The particularities of our current impasse begin, for Kaplan, with the death of Justice Scalia in 2017, and The Most Dangerous Branch opens with a sketch of Scalia's passing at the Cibolo Creek hunting ranch in Texas. From there, Kaplan thinks, we get the Republican Senate's refusal to take up Obama's nomination of Merrick Garland, the breaking of the filibuster of Gorsuch, and now Trump's nomination of Kavanaugh, which Kaplan clearly expected to break along the lines of Gorsuch: nasty (in a way that has been systematically forgotten, as Noah Rothman recently noted in Commentary), but still intelligible down the line of polarized nominations guaranteed by the intrusion of the Supreme Court into what Kaplan sees as essentially political questions.
Unfortunately, Kavanaugh's nomination broke off on a different path, nasty in whole new ways and promising an even greater nastiness in future hearings.
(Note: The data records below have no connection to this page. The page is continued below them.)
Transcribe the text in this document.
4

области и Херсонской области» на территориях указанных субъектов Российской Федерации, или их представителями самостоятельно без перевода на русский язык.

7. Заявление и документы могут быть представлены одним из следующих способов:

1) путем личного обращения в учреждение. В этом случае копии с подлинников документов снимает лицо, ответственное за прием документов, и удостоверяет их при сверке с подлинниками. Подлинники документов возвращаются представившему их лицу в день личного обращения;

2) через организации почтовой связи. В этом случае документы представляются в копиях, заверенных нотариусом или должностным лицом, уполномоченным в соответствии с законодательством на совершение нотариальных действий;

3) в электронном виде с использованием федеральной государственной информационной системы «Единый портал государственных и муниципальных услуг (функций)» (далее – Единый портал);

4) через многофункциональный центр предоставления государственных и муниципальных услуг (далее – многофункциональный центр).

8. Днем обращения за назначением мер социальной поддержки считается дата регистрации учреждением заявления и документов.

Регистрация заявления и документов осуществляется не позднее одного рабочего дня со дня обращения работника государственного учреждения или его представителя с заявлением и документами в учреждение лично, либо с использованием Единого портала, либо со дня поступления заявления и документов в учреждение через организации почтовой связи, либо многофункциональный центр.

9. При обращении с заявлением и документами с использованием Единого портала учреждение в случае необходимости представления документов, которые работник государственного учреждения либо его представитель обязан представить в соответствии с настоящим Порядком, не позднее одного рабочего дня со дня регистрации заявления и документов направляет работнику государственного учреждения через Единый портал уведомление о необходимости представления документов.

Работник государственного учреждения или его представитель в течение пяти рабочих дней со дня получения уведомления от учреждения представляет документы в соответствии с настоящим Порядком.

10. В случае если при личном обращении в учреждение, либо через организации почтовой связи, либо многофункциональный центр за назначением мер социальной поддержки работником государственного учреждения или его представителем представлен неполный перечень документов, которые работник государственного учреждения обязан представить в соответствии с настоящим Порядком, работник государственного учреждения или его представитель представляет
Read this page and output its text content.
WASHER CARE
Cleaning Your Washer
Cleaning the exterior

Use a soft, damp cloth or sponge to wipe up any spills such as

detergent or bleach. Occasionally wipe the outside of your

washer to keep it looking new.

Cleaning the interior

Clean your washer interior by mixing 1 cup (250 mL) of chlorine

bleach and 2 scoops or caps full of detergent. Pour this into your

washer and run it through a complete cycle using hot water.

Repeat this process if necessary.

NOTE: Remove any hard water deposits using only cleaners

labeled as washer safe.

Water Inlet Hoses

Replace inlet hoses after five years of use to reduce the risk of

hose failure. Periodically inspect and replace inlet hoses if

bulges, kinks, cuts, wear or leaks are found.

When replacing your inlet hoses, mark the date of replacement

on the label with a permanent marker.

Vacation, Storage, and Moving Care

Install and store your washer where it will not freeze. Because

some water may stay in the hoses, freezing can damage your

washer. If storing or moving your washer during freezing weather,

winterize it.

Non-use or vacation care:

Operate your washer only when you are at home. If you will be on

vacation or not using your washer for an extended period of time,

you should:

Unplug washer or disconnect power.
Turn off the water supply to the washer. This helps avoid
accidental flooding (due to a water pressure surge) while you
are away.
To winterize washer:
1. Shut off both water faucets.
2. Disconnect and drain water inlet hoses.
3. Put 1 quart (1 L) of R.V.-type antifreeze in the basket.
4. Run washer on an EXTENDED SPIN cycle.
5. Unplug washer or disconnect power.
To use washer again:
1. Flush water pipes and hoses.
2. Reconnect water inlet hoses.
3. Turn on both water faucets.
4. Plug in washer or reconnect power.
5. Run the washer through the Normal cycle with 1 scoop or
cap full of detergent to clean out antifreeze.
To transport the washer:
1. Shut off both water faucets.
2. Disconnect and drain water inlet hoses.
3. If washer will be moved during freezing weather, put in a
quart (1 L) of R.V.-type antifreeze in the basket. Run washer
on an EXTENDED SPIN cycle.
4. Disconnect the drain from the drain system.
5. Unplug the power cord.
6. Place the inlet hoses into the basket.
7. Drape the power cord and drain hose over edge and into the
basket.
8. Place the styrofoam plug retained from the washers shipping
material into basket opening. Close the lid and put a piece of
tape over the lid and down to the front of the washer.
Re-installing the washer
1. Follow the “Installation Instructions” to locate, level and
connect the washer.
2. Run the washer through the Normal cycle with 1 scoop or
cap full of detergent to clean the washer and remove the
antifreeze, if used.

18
As the Free Beacon's Matthew Continetti observed on Friday, the past two Republican presidents, Bush and Trump, have replaced only justices put on the Court by other Republican presidents. If the nomination process has become this envenomed over Republicans, imagine what it will be if, say, Trump tries to replace Justice Ginsberg or some other Democratic nominee?
And yet, if we trace the history further than Antonin Scalia's death, reaching past even the 1987 travesty of Robert Bork's hearings and all the way back to Roe v. Wade, Kaplan's The Most Dangerous Branch contains resources for understanding exactly why the nomination of a generally milk-toast, mainstream conservative like Brett Kavanaugh has produced screaming agitators, protesters in Handmaid's Tale costumes (which, one recollects, came before the charges of high-school sexual assault), accusations that the nominee ran a gang-rape ring while a teenager, and claims that he perjured himself by misidentifying "farting" as the meaning of a slang term in a high-school yearbook.
None of this makes sense—unless nominations to the Supreme Court are the only truly meaningful occasions on which those who feel strongly about abortion can try to influence the real center of the political debate. If we have allowed Plato's Guardians to take difficult political decisions away from us, then the choosing of those Guardians becomes an obvious occasion for a political fight. We shouldn't be surprised if it proves just as nasty, unfair, partisan, and shameful as every other political fight.
For that matter, we shouldn't be surprised if it proves even more nasty than other political fights. After the Senate votes on a nominee, the Supreme Court goes back to its high Aristotelian political debates. But the rest of us are locked out again—relegated to the sidelines until the next nomination.
Bad as the Kavanaugh spectacle has been for the health of the republic and the reputation of the Supreme Court, the next nomination will be even worse. The leftist protesters know that it's all finally about Roe v. Wade. So do those pro-life writers who sat in New York's Union League Club 20 years ago, listening to a Supreme Court justice tell them never to despair. And so do those who are rallying to Brett Kavanaugh's support. It shouldn't be so. But the Supreme Court made it so in 1973, and we all live downriver of that decision.